O motorista avisou, por rádio, aos demais motoristas do comboio sobre confusão formada e de seu deslocamento à delegacia. Pediu-lhes que descontinuassem a viagem até resolver o imbróglio.

O delegado pacientemente ouviu a cidadã queixosa. No meu depoimento, logo em seguida, acrescentei não ter notado a presença daquela senhora no nosso ônibus, no percurso até Itabuna. Tanto que cria fosse uma nova passageira embarcada naquela parada. Identifiquei-me como biólogo e viajando para participar do Fórum Estadual de Meio Ambiente. Achou-me confiável e com jeito de investigador. Pediu-me para expressar algumas hipóteses que formularia sobre o ocorrido.

Ousei supor que, se todos os ônibus em comboio eram altamente semelhantes em aparência e, parados simultaneamente em Itabuna para ligeiro descanso, então a referida senhora forjadora do “barraco” teria embarcado em ônibus “errado”, ou seja, não no que viera. Para testar essa hipótese, o delegado poderia se louvar no serviço de comunicação entre motoristas e indagar sobre a existência de bolsa e maleta na poltrona tal.

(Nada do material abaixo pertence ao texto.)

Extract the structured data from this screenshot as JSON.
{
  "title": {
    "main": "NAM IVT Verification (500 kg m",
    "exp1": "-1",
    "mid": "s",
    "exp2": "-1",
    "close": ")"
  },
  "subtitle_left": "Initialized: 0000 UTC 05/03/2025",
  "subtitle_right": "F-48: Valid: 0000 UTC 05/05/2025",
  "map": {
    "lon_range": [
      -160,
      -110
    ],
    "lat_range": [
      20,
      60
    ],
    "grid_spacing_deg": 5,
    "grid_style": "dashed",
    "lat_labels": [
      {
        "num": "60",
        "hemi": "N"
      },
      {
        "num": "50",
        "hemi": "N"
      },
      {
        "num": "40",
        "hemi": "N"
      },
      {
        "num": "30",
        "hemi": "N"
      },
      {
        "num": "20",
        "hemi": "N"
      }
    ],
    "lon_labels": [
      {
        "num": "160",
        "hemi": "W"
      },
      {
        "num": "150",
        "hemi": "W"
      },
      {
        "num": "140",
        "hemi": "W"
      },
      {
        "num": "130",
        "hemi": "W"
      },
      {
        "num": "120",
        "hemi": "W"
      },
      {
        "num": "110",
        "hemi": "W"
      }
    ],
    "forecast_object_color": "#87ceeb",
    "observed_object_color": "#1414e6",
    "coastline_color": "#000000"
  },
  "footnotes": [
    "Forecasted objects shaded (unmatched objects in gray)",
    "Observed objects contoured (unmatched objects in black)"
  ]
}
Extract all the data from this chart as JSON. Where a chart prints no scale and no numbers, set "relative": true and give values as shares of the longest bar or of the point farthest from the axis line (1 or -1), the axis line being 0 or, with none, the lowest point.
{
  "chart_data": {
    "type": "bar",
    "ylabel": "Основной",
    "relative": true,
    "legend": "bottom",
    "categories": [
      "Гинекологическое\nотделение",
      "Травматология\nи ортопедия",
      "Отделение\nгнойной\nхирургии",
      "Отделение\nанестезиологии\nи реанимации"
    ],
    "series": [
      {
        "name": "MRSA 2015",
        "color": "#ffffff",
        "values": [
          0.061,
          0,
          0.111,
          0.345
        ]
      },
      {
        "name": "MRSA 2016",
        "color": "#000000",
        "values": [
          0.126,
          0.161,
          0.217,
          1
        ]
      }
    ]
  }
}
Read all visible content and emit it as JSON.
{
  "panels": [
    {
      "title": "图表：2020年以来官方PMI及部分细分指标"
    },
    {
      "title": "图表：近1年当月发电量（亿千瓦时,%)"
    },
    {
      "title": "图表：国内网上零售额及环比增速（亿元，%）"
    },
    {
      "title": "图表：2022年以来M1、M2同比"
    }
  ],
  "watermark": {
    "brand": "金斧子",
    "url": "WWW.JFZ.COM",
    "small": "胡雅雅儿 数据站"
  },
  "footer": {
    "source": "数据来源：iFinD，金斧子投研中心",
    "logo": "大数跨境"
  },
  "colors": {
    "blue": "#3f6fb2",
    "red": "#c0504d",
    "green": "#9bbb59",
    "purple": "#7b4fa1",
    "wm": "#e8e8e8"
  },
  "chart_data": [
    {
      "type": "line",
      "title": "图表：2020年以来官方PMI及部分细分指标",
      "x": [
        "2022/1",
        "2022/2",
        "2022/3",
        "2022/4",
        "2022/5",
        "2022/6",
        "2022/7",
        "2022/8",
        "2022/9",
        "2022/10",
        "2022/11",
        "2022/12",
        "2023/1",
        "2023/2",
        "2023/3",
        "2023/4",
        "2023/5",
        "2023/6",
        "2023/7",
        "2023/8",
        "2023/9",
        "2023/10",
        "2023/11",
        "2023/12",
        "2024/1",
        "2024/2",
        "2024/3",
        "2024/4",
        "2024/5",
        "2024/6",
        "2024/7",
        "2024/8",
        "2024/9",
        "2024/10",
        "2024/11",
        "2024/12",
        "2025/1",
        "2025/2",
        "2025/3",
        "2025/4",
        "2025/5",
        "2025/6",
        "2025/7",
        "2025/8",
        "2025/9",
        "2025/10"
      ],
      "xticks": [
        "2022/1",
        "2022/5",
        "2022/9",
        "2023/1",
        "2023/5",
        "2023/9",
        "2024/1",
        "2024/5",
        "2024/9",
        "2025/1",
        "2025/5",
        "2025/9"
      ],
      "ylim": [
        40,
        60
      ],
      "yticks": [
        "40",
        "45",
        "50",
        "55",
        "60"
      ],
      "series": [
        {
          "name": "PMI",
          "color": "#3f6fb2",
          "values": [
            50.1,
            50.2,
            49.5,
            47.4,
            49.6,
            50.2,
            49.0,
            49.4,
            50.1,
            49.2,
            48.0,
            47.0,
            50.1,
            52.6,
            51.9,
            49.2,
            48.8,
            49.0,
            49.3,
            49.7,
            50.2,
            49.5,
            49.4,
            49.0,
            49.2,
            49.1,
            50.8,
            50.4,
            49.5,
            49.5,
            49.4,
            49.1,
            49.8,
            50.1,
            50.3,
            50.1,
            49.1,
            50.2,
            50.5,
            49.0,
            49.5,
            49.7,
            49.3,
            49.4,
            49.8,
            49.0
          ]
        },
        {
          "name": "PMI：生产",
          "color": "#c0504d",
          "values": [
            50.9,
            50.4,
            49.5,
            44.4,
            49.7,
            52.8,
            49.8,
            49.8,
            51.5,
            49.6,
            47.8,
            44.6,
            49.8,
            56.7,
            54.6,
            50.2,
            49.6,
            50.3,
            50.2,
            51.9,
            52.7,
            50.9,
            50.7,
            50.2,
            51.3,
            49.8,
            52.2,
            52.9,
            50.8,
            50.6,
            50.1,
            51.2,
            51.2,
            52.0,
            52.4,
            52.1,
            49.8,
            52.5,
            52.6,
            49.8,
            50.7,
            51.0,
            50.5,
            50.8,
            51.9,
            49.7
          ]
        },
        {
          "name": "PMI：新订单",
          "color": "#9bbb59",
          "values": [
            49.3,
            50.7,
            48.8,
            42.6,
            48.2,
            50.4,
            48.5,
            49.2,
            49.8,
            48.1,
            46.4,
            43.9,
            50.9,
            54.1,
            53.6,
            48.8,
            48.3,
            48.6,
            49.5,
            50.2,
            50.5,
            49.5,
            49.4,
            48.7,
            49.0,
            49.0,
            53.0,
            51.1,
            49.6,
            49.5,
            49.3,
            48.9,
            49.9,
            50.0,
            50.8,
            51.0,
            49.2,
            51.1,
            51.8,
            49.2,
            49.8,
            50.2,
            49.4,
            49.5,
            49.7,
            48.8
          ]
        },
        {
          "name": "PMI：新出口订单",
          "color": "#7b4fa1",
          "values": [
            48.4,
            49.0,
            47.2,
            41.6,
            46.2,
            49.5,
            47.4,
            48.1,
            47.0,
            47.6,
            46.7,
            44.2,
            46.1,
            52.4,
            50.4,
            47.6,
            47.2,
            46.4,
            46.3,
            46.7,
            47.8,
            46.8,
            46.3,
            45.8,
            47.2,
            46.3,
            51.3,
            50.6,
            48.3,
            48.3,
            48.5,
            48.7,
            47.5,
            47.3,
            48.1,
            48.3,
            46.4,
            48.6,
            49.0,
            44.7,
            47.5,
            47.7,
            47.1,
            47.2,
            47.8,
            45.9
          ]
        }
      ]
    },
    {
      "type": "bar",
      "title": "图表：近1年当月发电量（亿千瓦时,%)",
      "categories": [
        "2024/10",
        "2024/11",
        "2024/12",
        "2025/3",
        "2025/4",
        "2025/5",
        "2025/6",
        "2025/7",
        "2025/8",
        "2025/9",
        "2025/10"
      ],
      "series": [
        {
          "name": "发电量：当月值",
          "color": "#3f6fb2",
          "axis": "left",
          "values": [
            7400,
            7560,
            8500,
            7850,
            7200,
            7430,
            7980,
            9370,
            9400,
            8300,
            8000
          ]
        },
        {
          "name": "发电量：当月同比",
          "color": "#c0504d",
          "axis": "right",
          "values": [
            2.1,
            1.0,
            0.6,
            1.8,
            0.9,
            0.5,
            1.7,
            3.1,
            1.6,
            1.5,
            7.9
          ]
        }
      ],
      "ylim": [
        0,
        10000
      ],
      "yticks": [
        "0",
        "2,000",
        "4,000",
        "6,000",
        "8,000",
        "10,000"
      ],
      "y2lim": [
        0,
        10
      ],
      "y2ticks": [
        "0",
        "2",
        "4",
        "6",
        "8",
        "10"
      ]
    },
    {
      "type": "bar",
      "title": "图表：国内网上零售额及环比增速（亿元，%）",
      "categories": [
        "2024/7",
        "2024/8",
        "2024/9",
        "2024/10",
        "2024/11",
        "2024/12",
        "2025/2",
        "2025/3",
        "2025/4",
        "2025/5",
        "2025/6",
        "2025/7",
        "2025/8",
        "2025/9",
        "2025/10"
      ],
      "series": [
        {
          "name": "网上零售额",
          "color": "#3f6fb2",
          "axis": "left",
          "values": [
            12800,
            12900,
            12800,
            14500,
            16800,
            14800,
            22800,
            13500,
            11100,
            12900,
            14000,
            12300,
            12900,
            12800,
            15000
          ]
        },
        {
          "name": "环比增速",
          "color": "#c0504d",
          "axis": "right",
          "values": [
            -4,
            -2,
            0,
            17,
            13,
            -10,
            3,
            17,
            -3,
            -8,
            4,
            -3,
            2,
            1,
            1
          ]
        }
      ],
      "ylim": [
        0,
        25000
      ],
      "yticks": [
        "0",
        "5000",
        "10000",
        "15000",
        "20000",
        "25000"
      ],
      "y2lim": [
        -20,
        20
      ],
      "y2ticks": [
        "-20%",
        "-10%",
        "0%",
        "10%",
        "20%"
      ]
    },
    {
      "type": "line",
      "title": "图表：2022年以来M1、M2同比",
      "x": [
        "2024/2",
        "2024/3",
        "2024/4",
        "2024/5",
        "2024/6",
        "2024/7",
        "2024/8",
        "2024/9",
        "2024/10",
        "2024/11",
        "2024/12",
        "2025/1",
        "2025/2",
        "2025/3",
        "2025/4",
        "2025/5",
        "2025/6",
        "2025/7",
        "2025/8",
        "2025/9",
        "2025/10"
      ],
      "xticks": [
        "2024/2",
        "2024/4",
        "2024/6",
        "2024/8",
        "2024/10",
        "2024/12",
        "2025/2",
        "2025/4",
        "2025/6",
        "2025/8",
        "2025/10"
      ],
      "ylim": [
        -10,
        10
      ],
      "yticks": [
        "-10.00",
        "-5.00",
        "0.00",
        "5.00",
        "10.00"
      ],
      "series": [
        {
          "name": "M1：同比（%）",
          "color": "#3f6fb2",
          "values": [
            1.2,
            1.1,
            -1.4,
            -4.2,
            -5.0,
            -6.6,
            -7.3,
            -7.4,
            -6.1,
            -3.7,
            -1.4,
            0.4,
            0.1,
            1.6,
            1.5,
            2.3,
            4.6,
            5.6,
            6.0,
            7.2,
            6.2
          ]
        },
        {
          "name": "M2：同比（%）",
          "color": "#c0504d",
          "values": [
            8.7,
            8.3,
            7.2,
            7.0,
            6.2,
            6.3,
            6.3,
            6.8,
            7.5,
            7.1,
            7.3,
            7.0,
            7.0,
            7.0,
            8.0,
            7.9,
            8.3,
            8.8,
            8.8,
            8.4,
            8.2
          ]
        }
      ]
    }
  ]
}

Aceita a sugestão, comprovou-se que a cidadã enganara-se ao entrar naquele ônibus, pois sua bolsa bem como a dita maleta, rica em joias e moedas, achavam-se intactas n’outro veículo, na mesma poltrona por ela informada.

Pelas quatro da manhã, já atrasados em mais de uma hora, fizemos nova parada na cidade de Santo Antônio de Jesus. O assunto não era outro entre os passageiros. Mas, a referida senhora não ousou descer do ônibus.